- Episode no.: Season 7 Episode 25
- Directed by: Crystal Chesney-Thompson
- Written by: Eric Horsted
- Production code: 7ACV25
- Original air date: August 28, 2013

Guest appearances
- Tara Strong as Tonya; Emilia Clarke as Marianne (special appearance by);

Episode features
- Opening caption: Not the Episode with the Dead Dog
- Opening cartoon: "In a Cartoon Studio" by Van Beuren Studios (1931)

Episode chronology
| ← Previous "Murder on the Planet Express" | Next → "Meanwhile" |
- Futurama season 7

= Stench and Stenchibility =

"Stench and Stenchibility" is the twenty-fifth episode in the seventh season of the American animated television series Futurama, and the 139th episode of the series overall. It originally aired on Comedy Central on August 28, 2013. The episode was written by Eric Horsted and directed by Crystal Chesney-Thompson. In the episode, Dr. Zoidberg falls in love with a human flower merchant while Bender competes in a deadly tap-dancing contest.

==Plot==
Dr. Zoidberg manages to make a face-to-face date with an alien woman he has been seeing online, despite the other Planet Express crew members warning him that his date will be repulsed by his disgusting stench. After buying flowers from a merchant named Marianne (Emilia Clarke), it turns out the crew was right, and Zoidberg's date is driven away by his horrible armpit odor. Depressed at his dating failure, he returns the flowers to Marianne.

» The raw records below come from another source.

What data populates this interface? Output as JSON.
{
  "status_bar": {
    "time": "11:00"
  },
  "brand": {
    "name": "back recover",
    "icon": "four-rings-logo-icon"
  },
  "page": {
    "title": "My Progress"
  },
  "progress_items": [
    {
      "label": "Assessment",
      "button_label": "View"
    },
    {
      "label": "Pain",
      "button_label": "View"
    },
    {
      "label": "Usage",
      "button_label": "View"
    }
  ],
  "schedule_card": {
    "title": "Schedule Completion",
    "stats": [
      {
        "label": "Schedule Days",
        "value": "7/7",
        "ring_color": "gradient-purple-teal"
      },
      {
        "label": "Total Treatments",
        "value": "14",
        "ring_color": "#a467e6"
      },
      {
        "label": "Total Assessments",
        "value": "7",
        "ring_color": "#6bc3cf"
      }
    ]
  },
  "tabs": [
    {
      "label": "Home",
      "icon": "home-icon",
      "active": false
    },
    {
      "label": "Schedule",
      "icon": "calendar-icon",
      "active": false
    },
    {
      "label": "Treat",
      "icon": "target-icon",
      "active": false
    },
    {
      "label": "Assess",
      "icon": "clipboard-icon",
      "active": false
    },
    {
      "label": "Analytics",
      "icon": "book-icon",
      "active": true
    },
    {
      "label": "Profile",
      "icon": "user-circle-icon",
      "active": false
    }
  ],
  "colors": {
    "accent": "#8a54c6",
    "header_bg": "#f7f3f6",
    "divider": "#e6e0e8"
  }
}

Suddenly, Roberto appears and tries to mug Marianne and Zoidberg, but the latter's odor chases him away. Marianne is grateful towards Zoidberg, who is surprised that she was not disgusted by his stench. Marianne reveals she has no sense of smell, and the two date, leading to a happy relationship. The Planet Express crew are surprised that Zoidberg managed to go out with a normal woman, and encourages him to use his medical knowledge to give Marianne a sense of smell, though Zoidberg is afraid she will reject him like many others have. After Marianne expresses her desire to smell flowers, Zoidberg decides to give her a nose transplant that will allow Marianne to smell, much to the latter's joy. After she awakens from the surgery, however, she finds she is repulsed by the smell of flowers (she never learned what are supposed to be good or bad smells) and attracted to Zoidberg's odor, stating she "likes [his] smell because [she] likes [him]". Zoidberg is happy with this and continues his relationship with Marianne, who becomes a garbage truck driver and "dumps" Zoidberg out of his home dumpster into the truck with her, and the two ride off.

Meanwhile, Bender, in a panic, steps on several bugs crawling all over him and accidentally tap dances as a result. Randy Munchnik sees this and invites Bender to a tap dance competition he happens to be holding at a rec center. Bender agrees to feed his ego, but finds that he is rivaled by Tonya (Tara Strong), a young girl with a heart condition. Bender attempts to sabotage Tonya, but the latter turns out to be just as malevolent as the robot, and breaks his leg. Bender recovers quickly and dances against Tonya, who wins but suffers a heart attack and dies. Insensitive, Bender tap dances on her body, but his taps restarts her heart and brings her back to life, much to his dismay. Later, Bender and Tonya decide to join forces to rob people under the guise of street performers.

==Reception==
The A.V. Club gave this episode a B−, remarking: "It's an okay episode with a shaky start that works largely because the end is near; and it'd be nice to see the final credits roll knowing that all these characters will go out with a smile". Max Nicholson of IGN gave the episode a 7.3/10 "Good" rating, saying "Futurama's penultimate episode featured a nice ending for Zoidberg and another average subplot for Bender."